Can you explain except by saying there us something terribly wrong here?  You are asked to do a very, very serious task.  Either way, just to return a verdict in this case, is a monumental act.  Can you do so with comfort and assurance? . . .

Adams, the first witness for the Government, testifies the official investigation revealed nothing to indicate that Eagle was present on 6-26.  Then how does it happen that Eagle is spotted through a telescope at a half mile?  How does it happen that as witness who testified here that he saw Leonard Peltier down by the cars with two others - Michael Anderson - says that Jimmy Eagle was in Tent City with a woman named Wilma?  How do these things happen?
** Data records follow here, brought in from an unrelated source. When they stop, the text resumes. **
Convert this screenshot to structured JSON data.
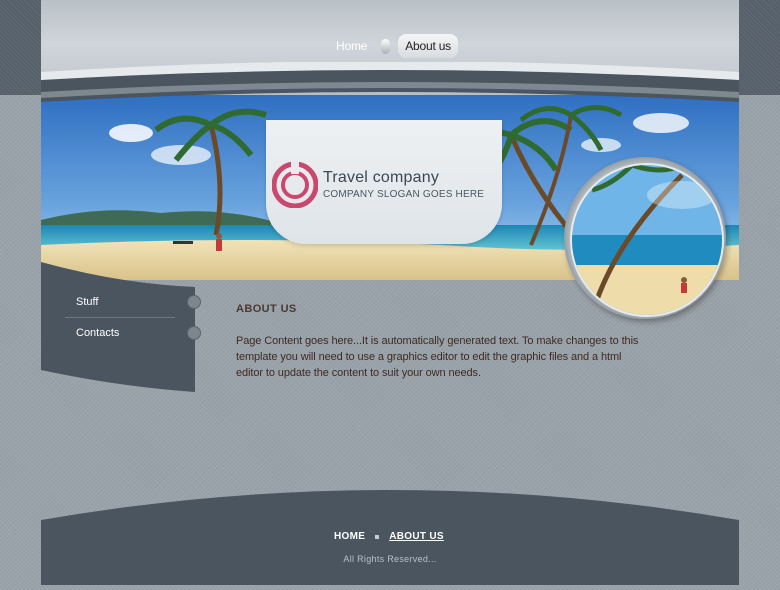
{
  "nav": {
    "items": [
      {
        "label": "Home",
        "active": false
      },
      {
        "label": "About us",
        "active": true
      }
    ]
  },
  "logo": {
    "title": "Travel company",
    "slogan": "COMPANY SLOGAN GOES HERE",
    "icon": "ring-logo-icon"
  },
  "sidebar": {
    "items": [
      {
        "label": "Stuff"
      },
      {
        "label": "Contacts"
      }
    ]
  },
  "content": {
    "title": "ABOUT US",
    "text": "Page Content goes here...It is automatically generated text. To make changes to this template you will need to use a graphics editor to edit the graphic files and a html editor to update the content to suit your own needs."
  },
  "footer": {
    "links": [
      {
        "label": "HOME",
        "active": false
      },
      {
        "label": "ABOUT US",
        "active": true
      }
    ],
    "copyright": "All Rights Reserved..."
  },
  "colors": {
    "accent": "#c9486e",
    "dark_panel": "#4a5560",
    "background": "#9aa2aa"
  }
}
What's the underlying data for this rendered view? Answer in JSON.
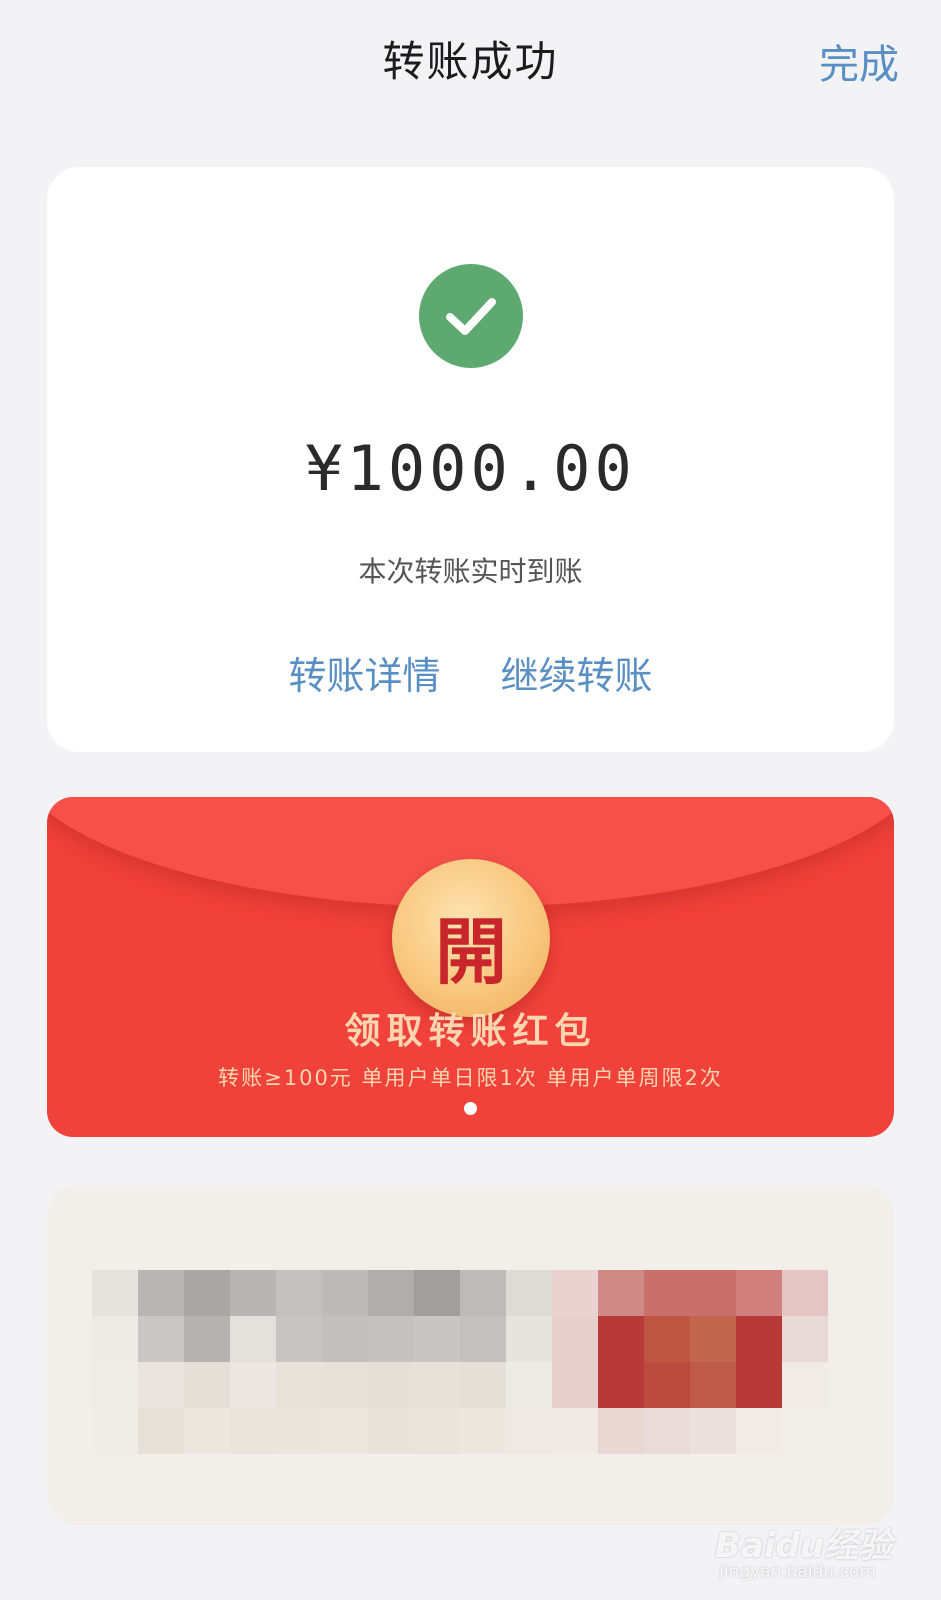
{
  "header": {
    "title": "转账成功",
    "done_label": "完成"
  },
  "result_card": {
    "status_icon": "check-circle-icon",
    "status_color": "#5da96f",
    "amount": "¥1000.00",
    "note": "本次转账实时到账",
    "actions": {
      "details_label": "转账详情",
      "continue_label": "继续转账"
    },
    "link_color": "#5a8fc4"
  },
  "red_packet": {
    "coin_char": "開",
    "title": "领取转账红包",
    "rules": "转账≥100元 单用户单日限1次 单用户单周限2次",
    "background_color": "#f0413a",
    "carousel": {
      "page_count": 1,
      "current_index": 0
    }
  },
  "ad_banner": {
    "content": "",
    "obscured": true
  },
  "watermark": {
    "brand": "Baidu经验",
    "url": "jingyan.baidu.com"
  }
}
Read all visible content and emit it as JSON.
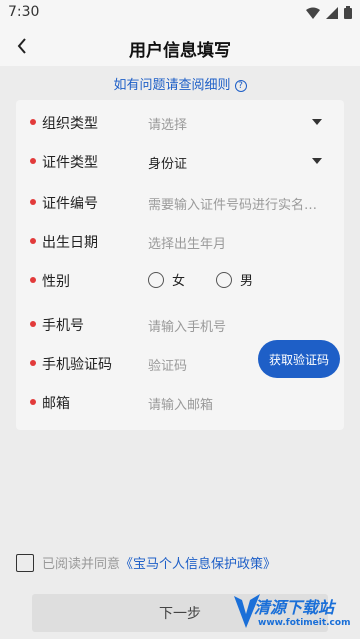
{
  "status": {
    "time": "7:30"
  },
  "nav": {
    "title": "用户信息填写"
  },
  "help": {
    "link_text": "如有问题请查阅细则",
    "icon": "question-circle-icon"
  },
  "form": {
    "org_type": {
      "label": "组织类型",
      "value": "请选择"
    },
    "id_type": {
      "label": "证件类型",
      "value": "身份证"
    },
    "id_number": {
      "label": "证件编号",
      "placeholder": "需要输入证件号码进行实名…"
    },
    "birth_date": {
      "label": "出生日期",
      "placeholder": "选择出生年月"
    },
    "gender": {
      "label": "性别",
      "options": [
        "女",
        "男"
      ]
    },
    "phone": {
      "label": "手机号",
      "placeholder": "请输入手机号"
    },
    "sms_code": {
      "label": "手机验证码",
      "placeholder": "验证码",
      "button": "获取验证码"
    },
    "email": {
      "label": "邮箱",
      "placeholder": "请输入邮箱"
    }
  },
  "agreement": {
    "prefix": "已阅读并同意",
    "policy": "《宝马个人信息保护政策》"
  },
  "next_button": "下一步",
  "watermark": {
    "title": "清源下载站",
    "url": "www.fotimeit.com"
  },
  "colors": {
    "accent": "#1e5fc7",
    "required": "#e23a3a",
    "background": "#ececec"
  }
}
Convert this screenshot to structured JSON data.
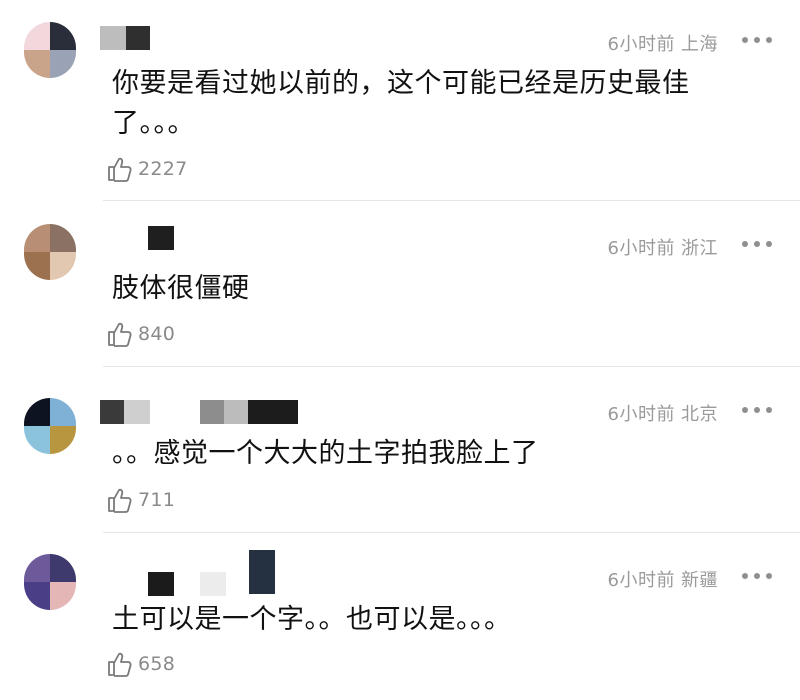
{
  "comments": [
    {
      "time": "6小时前",
      "location": "上海",
      "text": "你要是看过她以前的，这个可能已经是历史最佳了。。。",
      "likes": "2227"
    },
    {
      "time": "6小时前",
      "location": "浙江",
      "text": "肢体很僵硬",
      "likes": "840"
    },
    {
      "time": "6小时前",
      "location": "北京",
      "text": "。。感觉一个大大的土字拍我脸上了",
      "likes": "711"
    },
    {
      "time": "6小时前",
      "location": "新疆",
      "text": "土可以是一个字。。也可以是。。。",
      "likes": "658"
    }
  ],
  "icons": {
    "like": "thumbs-up-icon",
    "more": "more-dots-icon"
  },
  "colors": {
    "meta": "#9a9a9a",
    "text": "#111111",
    "divider": "#e6e6e6"
  }
}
In the end, it was Judge Benson's determination of what the jury should or should not see and hear that became the deciding factor in the trial.  While permitting reference to Peltier's past "crimes" (for not even one of which had he been either tried or convicted), and permitting the unrestrained brandishing of gory pictures of the agents' corpses, "bullet-riddled" by this "blood crazed bunch," not to speak of several weeks of testimony that was mostly immaterial even when not perjured or coerced, Benson forbade the defense to cite the evidence and verdict in the case of Butler and Robideau, and ruled all reference to COINTELPRO and most references to FBI misconduct inadmissible.  Due to this judge's apparently biased exercise of his discretion, the jury was never troubled by the strong evidence of fabrication in the many contradictory 302s, or by the manipulation of Myrtle Poor Bear, or by much other evidence tending to show that Leonard Peltier was being railroaded into prison.  Denied evidence of the whole pattern of fabrications that had laid the foundation for this trial, the jury had no way of knowing that the evidence against Peltier was essentially identical to the evidence against the two men men already acquitted, and no way of sorting out the parade of prosecution witnesses, the hodgepodge of hollow circumstantial evidence, the charts and table load of dangerous weapons that were brandished by the prosecutors for fifteen days.  What was clear was that two white men, frightened and outnumbered, had been brutally killed, and that this Indian and his associates had been caught with the victims' guns.  This damning circumstance, reinforced by those awful red photographs, ensured the prosecution's victory in "United States versus Leonard Peltier."